The Sandinista chieftain called Chávez the “liberator of Venezuela” and the leader of “the people’s struggle for liberty and unity in Latin America and the Caribbean.”  His “transcendence” to heaven was one of “strength and a most intense illuminating light,” Ortega said.

Chávez’s death presents a challenge for others in ALBA to carry forth the standard of revolutionary excellence, Ortega said.

“We need to continue the battle to give continuity to the dreams of Bolívar, the dreams of Sandino, the dreams of Martí, the dreams of Fidel, the dreams of Hugo Rafael Chávez Frias,” Ortega said. “We have to convert our condolence and solidarity into greater strength to fight and not to betray Chávez.”

The president’s eulogy to Chávez, which lasted around 10 minutes, was short by Ortega standards. In fact, the entire Chávez sendoff—bookended with the ventose musings of Nicaragua’s inevitable first lady, who gets the first and last word at every event—was short by Sandinista standards, lasting a little more than 30 minutes from soup to nuts.

 What remains to be seen is what will happen to ALBA—and the Sandinistas’ economic muscle— once the mourning—and subsequent shouting—is over in Venezuela. If acting Venezuelan President Nicolás Maduro can maintain some semblance of Chavista unity and prevent the wheels from falling off the wagon, ALBA and all its projects in Nicaragua, including the $6.2 billion Supreme Dream of Bolívar Oil Refinery under construction in León, could continue forward uninterrupted. But if the winds of political change start to blow through Caracas, or if Chávez’s cult-of-personality political project becomes confounded like the Tower of Babel, Nicaragua could be in for a bumpy ride.

  • R. Knight

    They are in deep shit now, they have to beg for money somewhere else!!

  • Raffles

    My guess is that nothing will happen in a hurry although confusion is indeed likely. Nicaragua moderating it’s anti American stance to open the door to positive engagement with USA is a possible result.

    A lot of the rhetoric we’ve heard in the past seem more to appease Chavez and keep him ‘sweet’ than any actual Nicaraguan/USA differences.

    Cuba might help with revising educational system but they sure aren’t in any position to assist the Nicaraguan economy.

  • Mela Pellas

    Maduro starts by ignoring the Venezuelan constitution, that calls for the President of the Nationall Assembly, Diosdado Cabello, to take over upon the death of the President.

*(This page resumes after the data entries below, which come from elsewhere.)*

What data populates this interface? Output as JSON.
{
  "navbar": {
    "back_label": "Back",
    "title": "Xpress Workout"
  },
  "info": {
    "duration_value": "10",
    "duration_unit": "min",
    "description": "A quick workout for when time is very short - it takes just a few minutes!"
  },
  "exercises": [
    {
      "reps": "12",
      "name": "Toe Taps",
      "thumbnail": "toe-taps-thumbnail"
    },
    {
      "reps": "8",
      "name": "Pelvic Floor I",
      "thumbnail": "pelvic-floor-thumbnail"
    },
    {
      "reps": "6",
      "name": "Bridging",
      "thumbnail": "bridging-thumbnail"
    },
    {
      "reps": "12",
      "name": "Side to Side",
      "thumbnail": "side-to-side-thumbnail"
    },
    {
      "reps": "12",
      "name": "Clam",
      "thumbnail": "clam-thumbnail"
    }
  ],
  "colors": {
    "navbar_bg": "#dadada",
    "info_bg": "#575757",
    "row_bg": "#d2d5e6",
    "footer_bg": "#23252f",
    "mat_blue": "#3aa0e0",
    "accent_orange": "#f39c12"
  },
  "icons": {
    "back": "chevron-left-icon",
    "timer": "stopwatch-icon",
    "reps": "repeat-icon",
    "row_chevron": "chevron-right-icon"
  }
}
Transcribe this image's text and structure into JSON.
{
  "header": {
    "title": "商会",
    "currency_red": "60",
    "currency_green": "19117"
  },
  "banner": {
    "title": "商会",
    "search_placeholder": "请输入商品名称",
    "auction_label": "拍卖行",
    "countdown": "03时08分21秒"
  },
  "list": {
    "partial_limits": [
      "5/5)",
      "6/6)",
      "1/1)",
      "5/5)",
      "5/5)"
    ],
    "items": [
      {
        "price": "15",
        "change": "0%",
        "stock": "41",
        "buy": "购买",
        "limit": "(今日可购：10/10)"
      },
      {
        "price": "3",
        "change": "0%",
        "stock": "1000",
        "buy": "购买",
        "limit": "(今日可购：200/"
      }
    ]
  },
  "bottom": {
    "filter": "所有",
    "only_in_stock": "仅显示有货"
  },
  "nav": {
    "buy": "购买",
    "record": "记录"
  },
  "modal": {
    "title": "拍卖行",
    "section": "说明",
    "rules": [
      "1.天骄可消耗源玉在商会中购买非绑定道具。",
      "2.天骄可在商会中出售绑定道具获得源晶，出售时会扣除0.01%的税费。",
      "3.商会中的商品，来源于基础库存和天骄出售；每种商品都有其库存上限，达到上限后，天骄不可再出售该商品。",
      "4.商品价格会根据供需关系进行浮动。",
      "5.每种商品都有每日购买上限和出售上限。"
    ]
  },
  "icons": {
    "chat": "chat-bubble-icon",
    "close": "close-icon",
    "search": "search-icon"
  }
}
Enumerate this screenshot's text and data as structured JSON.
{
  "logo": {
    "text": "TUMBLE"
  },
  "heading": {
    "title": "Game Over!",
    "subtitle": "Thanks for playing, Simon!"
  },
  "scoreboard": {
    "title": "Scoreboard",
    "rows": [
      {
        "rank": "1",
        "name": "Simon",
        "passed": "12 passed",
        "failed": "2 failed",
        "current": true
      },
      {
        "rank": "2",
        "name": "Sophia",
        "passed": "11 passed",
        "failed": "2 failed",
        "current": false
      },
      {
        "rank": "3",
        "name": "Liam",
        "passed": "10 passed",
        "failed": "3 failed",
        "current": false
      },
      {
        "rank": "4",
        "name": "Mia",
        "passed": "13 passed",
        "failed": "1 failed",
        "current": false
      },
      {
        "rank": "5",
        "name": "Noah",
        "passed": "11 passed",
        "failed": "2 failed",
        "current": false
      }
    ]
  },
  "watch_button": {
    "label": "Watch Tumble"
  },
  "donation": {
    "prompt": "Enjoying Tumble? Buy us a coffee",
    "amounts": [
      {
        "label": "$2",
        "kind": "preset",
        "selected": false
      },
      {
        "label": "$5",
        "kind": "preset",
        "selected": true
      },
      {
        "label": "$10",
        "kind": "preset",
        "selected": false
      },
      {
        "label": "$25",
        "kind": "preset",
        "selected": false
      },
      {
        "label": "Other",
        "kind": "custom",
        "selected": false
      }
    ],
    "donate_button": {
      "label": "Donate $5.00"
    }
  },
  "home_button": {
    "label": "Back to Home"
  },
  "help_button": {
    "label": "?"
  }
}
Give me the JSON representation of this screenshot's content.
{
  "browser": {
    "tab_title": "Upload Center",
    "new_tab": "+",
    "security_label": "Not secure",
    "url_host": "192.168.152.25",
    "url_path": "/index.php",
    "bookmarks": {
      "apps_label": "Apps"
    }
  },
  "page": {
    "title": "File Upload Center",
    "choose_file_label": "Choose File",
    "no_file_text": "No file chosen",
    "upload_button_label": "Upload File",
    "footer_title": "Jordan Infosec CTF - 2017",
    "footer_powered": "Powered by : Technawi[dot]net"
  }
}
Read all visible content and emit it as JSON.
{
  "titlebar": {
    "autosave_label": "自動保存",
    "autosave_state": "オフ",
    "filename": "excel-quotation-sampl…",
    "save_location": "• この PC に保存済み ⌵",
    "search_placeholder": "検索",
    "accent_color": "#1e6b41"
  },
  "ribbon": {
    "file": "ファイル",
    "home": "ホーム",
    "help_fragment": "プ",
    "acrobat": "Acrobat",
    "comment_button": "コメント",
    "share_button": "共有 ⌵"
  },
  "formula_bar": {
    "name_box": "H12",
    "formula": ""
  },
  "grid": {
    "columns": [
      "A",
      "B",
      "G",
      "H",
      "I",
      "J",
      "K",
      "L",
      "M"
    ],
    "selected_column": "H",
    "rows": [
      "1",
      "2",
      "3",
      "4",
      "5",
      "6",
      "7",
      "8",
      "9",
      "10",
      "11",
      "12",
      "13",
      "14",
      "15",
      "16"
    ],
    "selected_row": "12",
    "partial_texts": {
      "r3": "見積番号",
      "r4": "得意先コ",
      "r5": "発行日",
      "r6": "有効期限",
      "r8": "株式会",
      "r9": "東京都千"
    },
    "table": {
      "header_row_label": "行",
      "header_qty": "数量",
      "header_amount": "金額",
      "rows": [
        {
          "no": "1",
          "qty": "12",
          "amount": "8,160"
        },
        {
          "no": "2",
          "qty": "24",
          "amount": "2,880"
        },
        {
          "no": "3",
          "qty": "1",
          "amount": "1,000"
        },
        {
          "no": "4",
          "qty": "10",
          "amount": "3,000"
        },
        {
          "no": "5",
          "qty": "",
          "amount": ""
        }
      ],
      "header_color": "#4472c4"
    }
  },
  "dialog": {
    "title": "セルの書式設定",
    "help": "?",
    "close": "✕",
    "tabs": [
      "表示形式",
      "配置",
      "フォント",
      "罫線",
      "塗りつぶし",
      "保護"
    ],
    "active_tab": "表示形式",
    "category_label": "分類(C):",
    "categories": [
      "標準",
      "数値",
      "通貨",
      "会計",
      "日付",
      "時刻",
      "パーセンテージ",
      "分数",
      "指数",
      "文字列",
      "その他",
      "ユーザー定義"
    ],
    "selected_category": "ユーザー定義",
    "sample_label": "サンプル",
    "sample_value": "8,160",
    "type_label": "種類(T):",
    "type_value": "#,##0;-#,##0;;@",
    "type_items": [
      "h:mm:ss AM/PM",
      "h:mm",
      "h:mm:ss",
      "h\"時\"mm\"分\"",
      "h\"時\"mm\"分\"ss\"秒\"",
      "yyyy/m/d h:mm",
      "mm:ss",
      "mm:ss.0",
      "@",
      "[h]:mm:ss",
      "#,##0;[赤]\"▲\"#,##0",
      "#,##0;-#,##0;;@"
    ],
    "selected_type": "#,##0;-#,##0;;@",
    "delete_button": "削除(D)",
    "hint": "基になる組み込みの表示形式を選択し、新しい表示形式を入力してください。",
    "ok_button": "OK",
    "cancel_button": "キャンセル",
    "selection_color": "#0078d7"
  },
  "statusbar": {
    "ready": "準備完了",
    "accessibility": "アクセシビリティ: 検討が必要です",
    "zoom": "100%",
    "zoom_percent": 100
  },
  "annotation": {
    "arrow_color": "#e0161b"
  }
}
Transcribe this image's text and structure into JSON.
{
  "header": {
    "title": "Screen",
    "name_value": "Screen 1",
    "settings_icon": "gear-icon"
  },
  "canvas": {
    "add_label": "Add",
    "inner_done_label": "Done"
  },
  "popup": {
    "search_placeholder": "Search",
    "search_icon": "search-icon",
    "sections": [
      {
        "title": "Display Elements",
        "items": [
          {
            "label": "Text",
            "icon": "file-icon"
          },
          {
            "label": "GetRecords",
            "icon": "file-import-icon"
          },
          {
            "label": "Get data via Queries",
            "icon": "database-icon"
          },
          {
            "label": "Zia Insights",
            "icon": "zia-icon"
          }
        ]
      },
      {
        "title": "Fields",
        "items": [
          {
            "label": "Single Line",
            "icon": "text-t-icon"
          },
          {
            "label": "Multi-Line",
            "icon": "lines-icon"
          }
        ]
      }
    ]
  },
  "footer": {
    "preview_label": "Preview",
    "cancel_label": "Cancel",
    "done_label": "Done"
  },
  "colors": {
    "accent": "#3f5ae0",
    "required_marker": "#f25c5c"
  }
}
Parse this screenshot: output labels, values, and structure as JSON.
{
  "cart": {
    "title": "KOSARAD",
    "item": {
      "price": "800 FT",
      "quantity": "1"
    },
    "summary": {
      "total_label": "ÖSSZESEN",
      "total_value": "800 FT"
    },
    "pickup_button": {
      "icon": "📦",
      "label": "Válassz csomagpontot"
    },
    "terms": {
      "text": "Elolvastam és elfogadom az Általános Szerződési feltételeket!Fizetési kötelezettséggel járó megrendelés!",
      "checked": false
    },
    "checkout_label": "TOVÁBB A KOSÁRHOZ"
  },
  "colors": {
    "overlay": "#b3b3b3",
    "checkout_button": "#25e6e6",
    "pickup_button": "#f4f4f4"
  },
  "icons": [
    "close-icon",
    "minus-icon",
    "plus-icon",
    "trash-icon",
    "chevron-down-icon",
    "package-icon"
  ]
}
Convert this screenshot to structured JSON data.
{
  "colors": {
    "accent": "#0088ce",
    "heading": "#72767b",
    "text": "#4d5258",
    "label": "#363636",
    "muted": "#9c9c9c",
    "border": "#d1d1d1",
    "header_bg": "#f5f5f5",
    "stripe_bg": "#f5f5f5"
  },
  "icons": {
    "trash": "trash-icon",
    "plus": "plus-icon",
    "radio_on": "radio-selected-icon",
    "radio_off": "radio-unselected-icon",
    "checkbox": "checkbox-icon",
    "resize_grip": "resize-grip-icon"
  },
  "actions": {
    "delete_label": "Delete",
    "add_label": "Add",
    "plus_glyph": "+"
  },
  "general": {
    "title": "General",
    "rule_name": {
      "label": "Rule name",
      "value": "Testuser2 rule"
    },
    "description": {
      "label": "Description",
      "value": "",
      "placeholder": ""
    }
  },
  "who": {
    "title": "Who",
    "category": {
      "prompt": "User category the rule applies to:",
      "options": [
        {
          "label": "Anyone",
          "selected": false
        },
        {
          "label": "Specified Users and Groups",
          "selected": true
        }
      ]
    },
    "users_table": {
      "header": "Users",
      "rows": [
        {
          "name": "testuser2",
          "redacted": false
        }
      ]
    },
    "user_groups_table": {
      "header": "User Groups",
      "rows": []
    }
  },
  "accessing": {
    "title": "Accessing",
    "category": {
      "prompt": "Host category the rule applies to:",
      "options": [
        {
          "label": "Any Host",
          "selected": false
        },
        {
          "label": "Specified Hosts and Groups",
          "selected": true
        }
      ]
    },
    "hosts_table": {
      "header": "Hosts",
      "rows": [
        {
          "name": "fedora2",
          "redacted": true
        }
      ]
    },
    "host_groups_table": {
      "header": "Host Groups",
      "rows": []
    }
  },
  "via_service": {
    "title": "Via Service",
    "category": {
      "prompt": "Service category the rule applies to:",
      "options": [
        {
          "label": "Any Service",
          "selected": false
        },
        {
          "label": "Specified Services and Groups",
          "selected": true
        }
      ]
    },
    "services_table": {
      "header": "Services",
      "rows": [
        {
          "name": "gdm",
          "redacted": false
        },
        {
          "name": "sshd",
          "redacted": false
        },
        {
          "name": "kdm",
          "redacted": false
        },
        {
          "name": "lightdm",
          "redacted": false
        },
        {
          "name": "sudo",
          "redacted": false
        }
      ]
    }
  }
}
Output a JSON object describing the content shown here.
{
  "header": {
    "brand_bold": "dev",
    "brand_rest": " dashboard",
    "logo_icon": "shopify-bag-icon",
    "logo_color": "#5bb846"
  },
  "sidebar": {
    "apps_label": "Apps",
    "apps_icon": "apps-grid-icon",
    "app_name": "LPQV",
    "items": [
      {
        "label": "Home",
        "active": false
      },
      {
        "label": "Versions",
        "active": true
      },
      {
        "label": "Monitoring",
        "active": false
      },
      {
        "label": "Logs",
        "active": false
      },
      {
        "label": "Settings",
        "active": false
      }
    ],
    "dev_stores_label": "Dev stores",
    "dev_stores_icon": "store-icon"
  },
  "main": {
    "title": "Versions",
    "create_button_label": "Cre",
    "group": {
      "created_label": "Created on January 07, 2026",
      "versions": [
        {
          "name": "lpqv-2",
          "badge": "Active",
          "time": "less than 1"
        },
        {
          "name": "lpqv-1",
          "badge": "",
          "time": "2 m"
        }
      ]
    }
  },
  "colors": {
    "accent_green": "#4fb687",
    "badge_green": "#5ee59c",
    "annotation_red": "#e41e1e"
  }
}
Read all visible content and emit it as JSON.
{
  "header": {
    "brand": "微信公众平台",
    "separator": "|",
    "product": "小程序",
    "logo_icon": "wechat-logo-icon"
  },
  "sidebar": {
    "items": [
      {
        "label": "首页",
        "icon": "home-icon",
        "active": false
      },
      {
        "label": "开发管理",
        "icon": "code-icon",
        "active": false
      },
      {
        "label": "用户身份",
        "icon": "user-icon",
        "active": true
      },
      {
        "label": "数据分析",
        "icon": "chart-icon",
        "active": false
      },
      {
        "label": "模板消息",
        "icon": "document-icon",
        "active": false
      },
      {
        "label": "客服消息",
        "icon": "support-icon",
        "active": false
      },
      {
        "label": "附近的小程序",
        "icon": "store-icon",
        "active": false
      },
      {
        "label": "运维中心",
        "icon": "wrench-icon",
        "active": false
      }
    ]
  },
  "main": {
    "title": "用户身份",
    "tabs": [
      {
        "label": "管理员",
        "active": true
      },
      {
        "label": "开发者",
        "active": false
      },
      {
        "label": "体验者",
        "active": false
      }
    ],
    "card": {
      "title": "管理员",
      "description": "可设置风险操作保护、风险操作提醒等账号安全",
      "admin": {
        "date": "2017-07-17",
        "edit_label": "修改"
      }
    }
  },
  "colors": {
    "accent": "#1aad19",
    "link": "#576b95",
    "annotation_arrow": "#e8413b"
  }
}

Problem is that the cubans don’t trust Cabello to continue giving them the 100,000 barrels of oil a day that Chavez gave Castro. Big power struggle ahead in Venezuela.

    • http://no Damian

      No Mela, you facts are again wrong.

      According to the constitucion: “De acuerdo con el segundo párrafo del artículo 233 de la Constitución de 1999, si la falta absoluta del presidente se produjera durante los primeros cuatro años del período respectivo, se procederá a una nueva elección universal, directa y secreta en 30 días siguientes. Se encargara de la Presidencia de la República el vicepresidente ejecutivo mientras se celebra la elección.”

      Chavez is gone but Venezuela, it’s constitution and it’s agreements with other nations such as Nicaragua are still valid. A new Venezuelan president, most likely Maduro, will continue the same path and concept unless the Venezuelan people require a change or modification of the path they are choosing to walk on. In 30 days we will know and I am definitely not surprised if Maduro and the Bolivarian revolution gets a big vote to continue on the same path.

      He was a controversial figure and may he rest in peace.

  • Pedro Arauz

    Admito que me resulta difícil entender cómo una figura tan menor entra en la mitología. Incluso en la degradada mitología revolucionaria. Hay que recurrir a Montaner, a Vargas Llosa, a Mendoza, al Manual del perfecto idiota latinoamericano, que no es tan diferente del perfecto idiota europeo y norteamericano. Ahí están Oliver Stone y Sean Penn, admiradores del caudillo muerto, y aquí no faltan turiferarios. Ya se contentan con cualquier cosa. Leo que Chávez tenía cuatro millones de seguidores en Twitter, el segundo en el top después de Obama. El perfecto idiota se ha globalizado y hoy está de luto.

  • Sharon

    Not a good time to be living in NIcaragua.